DistilBERT Message Parser πŸ€–πŸ’¬

A fine-tuned DistilBERT model for parsing natural language queries to extract receiver (person) and content (message) information from user requests.

Model Description

This model performs token-level classification to identify:

  • person: The recipient/receiver of the message
  • content: The message content to be sent
  • O: Other tokens (Outside)

Use Cases

Perfect for virtual assistants, chatbots, and messaging applications that need to understand commands like:

  • "Send a message to Mom telling her I'll be home late"
  • "Ask the python teacher when is the next class"
  • "Text John about tomorrow's meeting"

Quick Start

Installation

pip install transformers torch

Basic Usage

from transformers import AutoTokenizer, AutoModelForTokenClassification
import torch

# Load model and tokenizer
model_name = "AbdellatifZ/distilbert-message-parser"  # Replace with your model name
tokenizer = AutoTokenizer.from_pretrained(model_name)
model = AutoModelForTokenClassification.from_pretrained(model_name)

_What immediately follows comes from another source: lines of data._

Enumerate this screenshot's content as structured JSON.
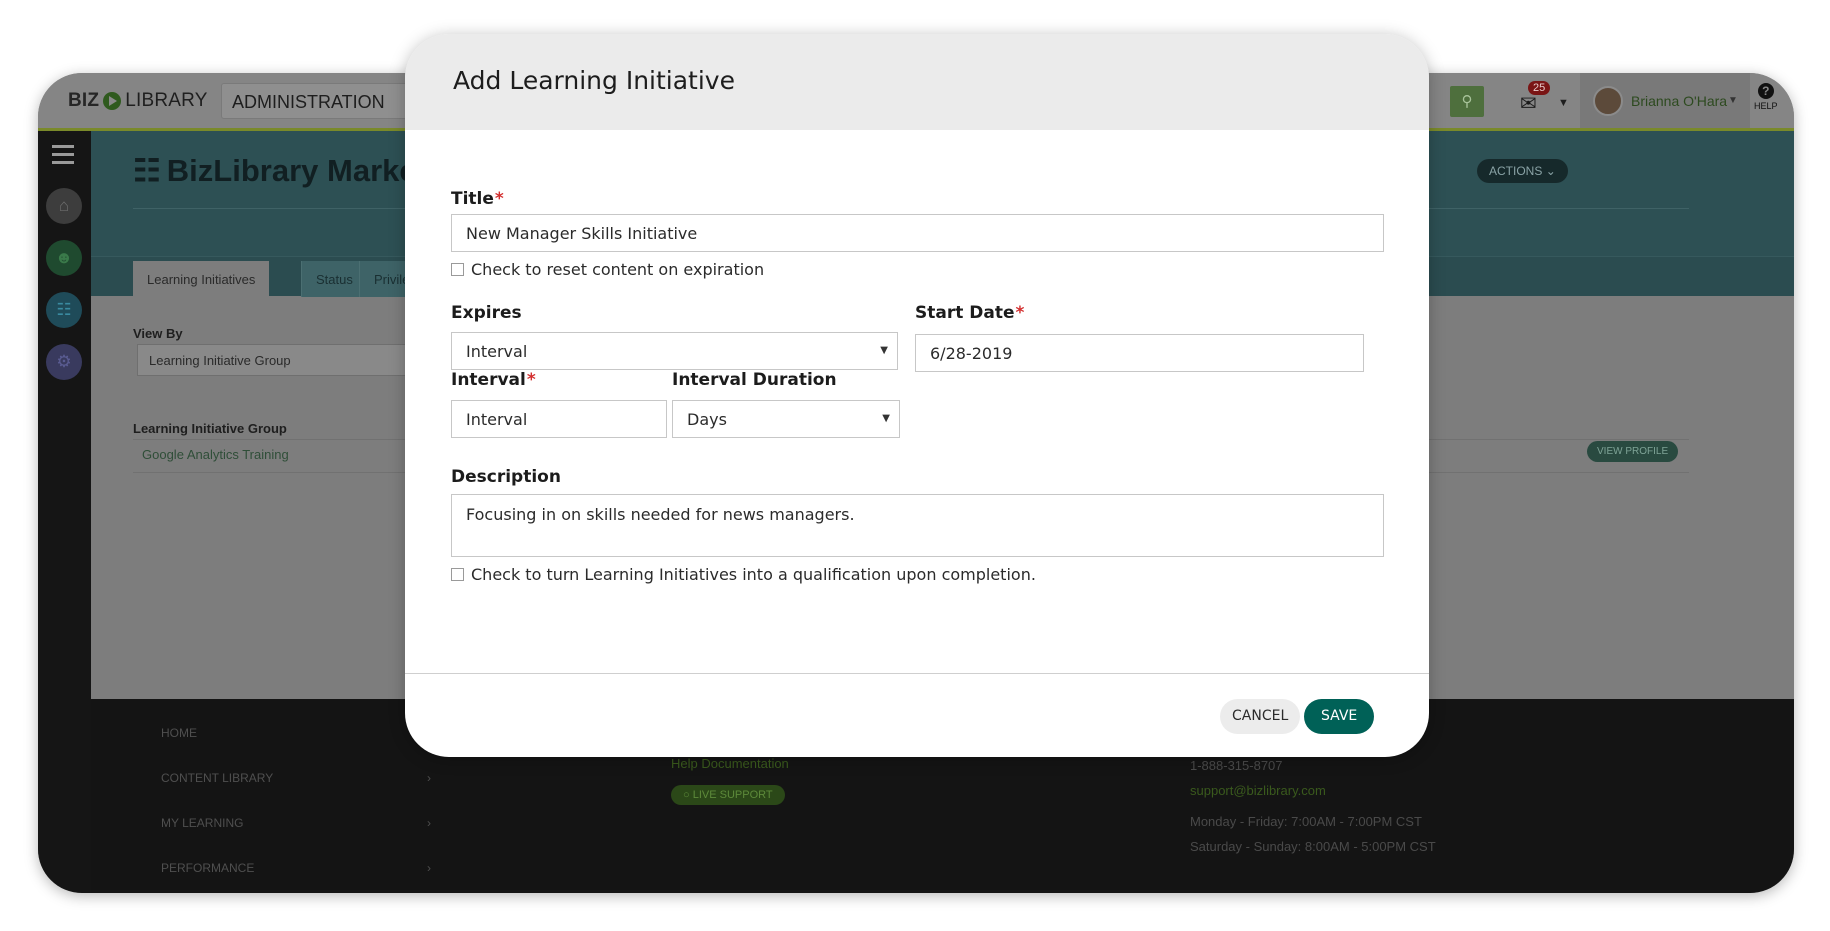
{
  "topbar": {
    "logo_biz": "BIZ",
    "logo_library": "LIBRARY",
    "admin_select": "ADMINISTRATION",
    "mail_badge": "25",
    "user_name": "Brianna O'Hara",
    "help_label": "HELP"
  },
  "page": {
    "title": "BizLibrary Marke",
    "actions_label": "ACTIONS",
    "tabs": [
      {
        "label": "Learning Initiatives"
      },
      {
        "label": "Status"
      },
      {
        "label": "Privileg"
      }
    ],
    "view_by_label": "View By",
    "view_by_value": "Learning Initiative Group",
    "group_header": "Learning Initiative Group",
    "group_row": "Google Analytics Training",
    "view_profile_label": "VIEW PROFILE"
  },
  "footer": {
    "nav": [
      {
        "label": "HOME"
      },
      {
        "label": "CONTENT LIBRARY"
      },
      {
        "label": "MY LEARNING"
      },
      {
        "label": "PERFORMANCE"
      }
    ],
    "help_doc": "Help Documentation",
    "live_support": "LIVE SUPPORT",
    "phone": "1-888-315-8707",
    "email": "support@bizlibrary.com",
    "hours_weekday": "Monday - Friday: 7:00AM - 7:00PM CST",
    "hours_weekend": "Saturday - Sunday: 8:00AM - 5:00PM CST"
  },
  "modal": {
    "title": "Add Learning Initiative",
    "title_label": "Title",
    "title_value": "New Manager Skills Initiative",
    "reset_checkbox_label": "Check to reset content on expiration",
    "expires_label": "Expires",
    "expires_value": "Interval",
    "start_date_label": "Start Date",
    "start_date_value": "6/28-2019",
    "interval_label": "Interval",
    "interval_value": "Interval",
    "interval_duration_label": "Interval Duration",
    "interval_duration_value": "Days",
    "description_label": "Description",
    "description_value": "Focusing in on skills needed for news managers.",
    "qualification_checkbox_label": "Check to turn Learning Initiatives into a qualification upon completion.",
    "cancel_label": "CANCEL",
    "save_label": "SAVE",
    "required_mark": "*"
  },
  "colors": {
    "save_button": "#006157",
    "required": "#d32f2f"
  },
  "icons": [
    "search-icon",
    "mail-icon",
    "help-icon",
    "hamburger-icon",
    "home-icon",
    "users-icon",
    "library-icon",
    "gear-icon",
    "books-icon",
    "chat-icon",
    "chevron-right-icon"
  ]
}
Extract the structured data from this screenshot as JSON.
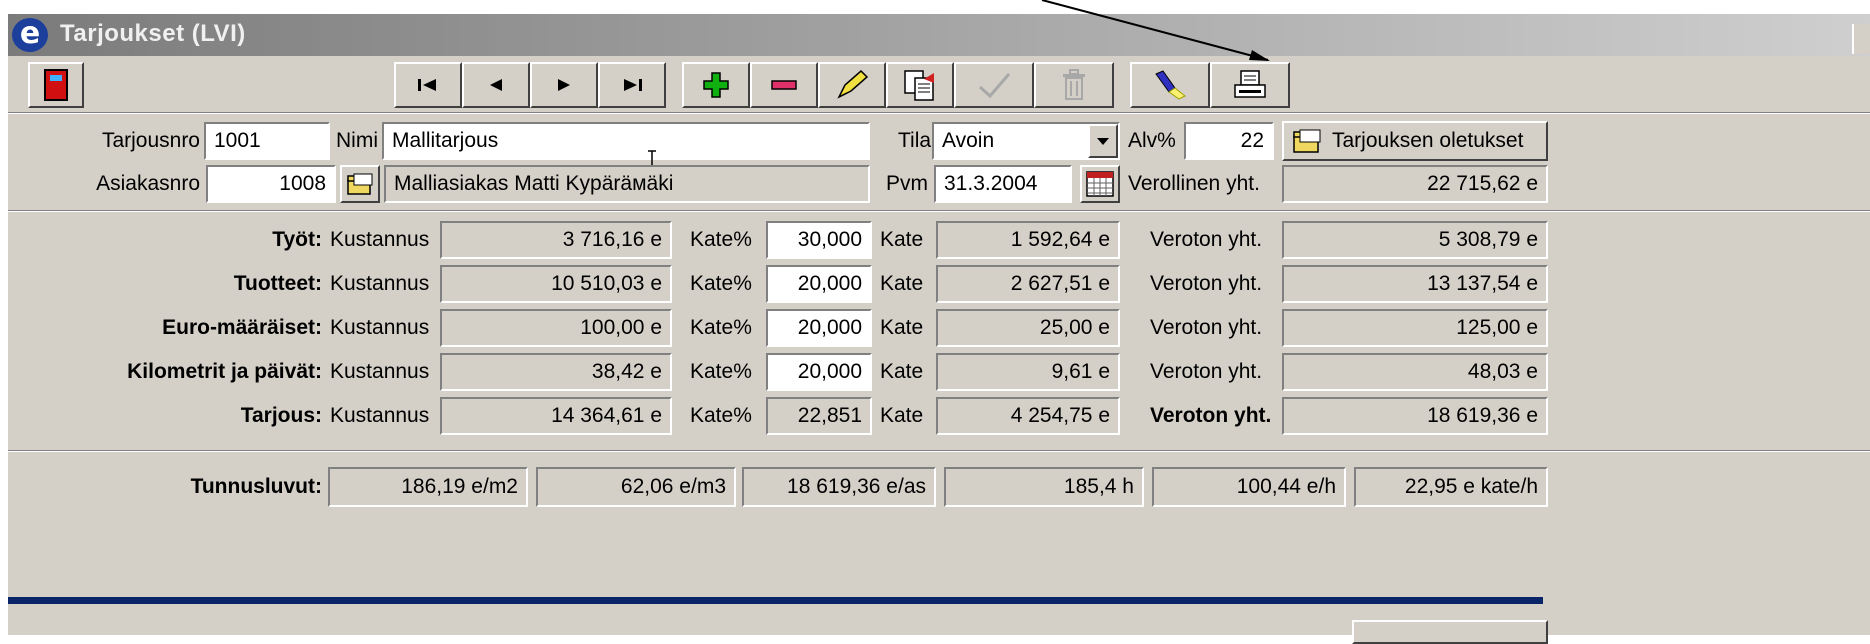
{
  "window": {
    "title": "Tarjoukset (LVI)",
    "logo_letter": "e"
  },
  "toolbar": {
    "exit_icon": "exit-door-icon",
    "nav": [
      {
        "name": "first-record-button",
        "icon": "first-icon"
      },
      {
        "name": "previous-record-button",
        "icon": "previous-icon"
      },
      {
        "name": "next-record-button",
        "icon": "next-icon"
      },
      {
        "name": "last-record-button",
        "icon": "last-icon"
      }
    ],
    "actions": [
      {
        "name": "add-record-button",
        "icon": "plus-icon"
      },
      {
        "name": "delete-record-button",
        "icon": "minus-icon"
      },
      {
        "name": "edit-record-button",
        "icon": "pencil-icon"
      },
      {
        "name": "copy-record-button",
        "icon": "copy-document-icon"
      },
      {
        "name": "confirm-button",
        "icon": "checkmark-icon"
      },
      {
        "name": "trash-button",
        "icon": "trash-icon"
      },
      {
        "name": "search-button",
        "icon": "flashlight-icon"
      },
      {
        "name": "print-button",
        "icon": "printer-icon"
      }
    ]
  },
  "header": {
    "tarjousnro_label": "Tarjousnro",
    "tarjousnro_value": "1001",
    "nimi_label": "Nimi",
    "nimi_value": "Mallitarjous",
    "tila_label": "Tila",
    "tila_value": "Avoin",
    "alv_label": "Alv%",
    "alv_value": "22",
    "defaults_button": "Tarjouksen oletukset",
    "asiakasnro_label": "Asiakasnro",
    "asiakasnro_value": "1008",
    "customer_name": "Malliasiakas Matti Kypäräмäki",
    "pvm_label": "Pvm",
    "pvm_value": "31.3.2004",
    "verollinen_label": "Verollinen yht.",
    "verollinen_value": "22 715,62 e"
  },
  "rows": [
    {
      "label": "Työt:",
      "kustannus_label": "Kustannus",
      "kustannus": "3 716,16 e",
      "kate_pct_label": "Kate%",
      "kate_pct": "30,000",
      "kate_label": "Kate",
      "kate": "1 592,64 e",
      "total_label": "Veroton yht.",
      "total": "5 308,79 e"
    },
    {
      "label": "Tuotteet:",
      "kustannus_label": "Kustannus",
      "kustannus": "10 510,03 e",
      "kate_pct_label": "Kate%",
      "kate_pct": "20,000",
      "kate_label": "Kate",
      "kate": "2 627,51 e",
      "total_label": "Veroton yht.",
      "total": "13 137,54 e"
    },
    {
      "label": "Euro-määräiset:",
      "kustannus_label": "Kustannus",
      "kustannus": "100,00 e",
      "kate_pct_label": "Kate%",
      "kate_pct": "20,000",
      "kate_label": "Kate",
      "kate": "25,00 e",
      "total_label": "Veroton yht.",
      "total": "125,00 e"
    },
    {
      "label": "Kilometrit ja päivät:",
      "kustannus_label": "Kustannus",
      "kustannus": "38,42 e",
      "kate_pct_label": "Kate%",
      "kate_pct": "20,000",
      "kate_label": "Kate",
      "kate": "9,61 e",
      "total_label": "Veroton yht.",
      "total": "48,03 e"
    },
    {
      "label": "Tarjous:",
      "kustannus_label": "Kustannus",
      "kustannus": "14 364,61 e",
      "kate_pct_label": "Kate%",
      "kate_pct": "22,851",
      "kate_label": "Kate",
      "kate": "4 254,75 e",
      "total_label": "Veroton yht.",
      "total": "18 619,36 e"
    }
  ],
  "metrics": {
    "label": "Tunnusluvut:",
    "values": [
      "186,19 e/m2",
      "62,06 e/m3",
      "18 619,36 e/as",
      "185,4 h",
      "100,44 e/h",
      "22,95 e kate/h"
    ]
  }
}
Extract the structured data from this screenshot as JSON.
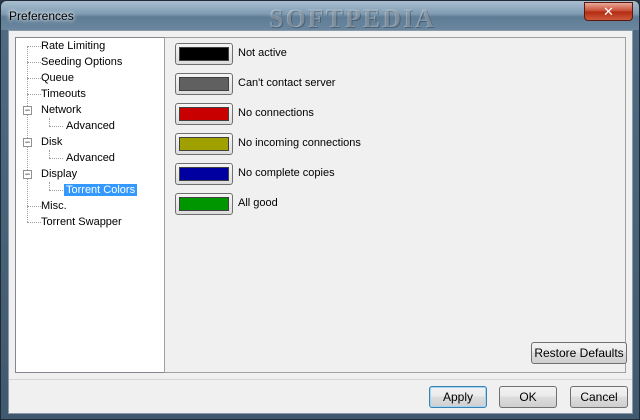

# Helper function for word-level predictions
def predict_at_word_level(words, model, tokenizer):
    """Predict labels at word level (not subword tokens)"""
    inputs = tokenizer(words, return_tensors="pt", is_split_into_words=True)

    with torch.no_grad():
        logits = model(**inputs).logits
    predictions = torch.argmax(logits, dim=2)

    word_labels = []
    word_ids = inputs.word_ids()
    previous_word_idx = None

    for idx, word_idx in enumerate(word_ids):
        if word_idx is None:  # Special tokens
            continue
        if word_idx != previous_word_idx:  # First subtoken of each word
            word_labels.append(predictions[0][idx].item())
            previous_word_idx = word_idx

    return word_labels

# Main parsing function
def parse_message(query, model, tokenizer):
    """
    Parse a query to extract receiver and content.

    Args:
        query (str): User query in natural language
        model: Token classification model
        tokenizer: Tokenizer

    Returns:
        dict: {"receiver": str, "content": str}
    """
    words = query.split()
    label_ids = predict_at_word_level(words, model, tokenizer)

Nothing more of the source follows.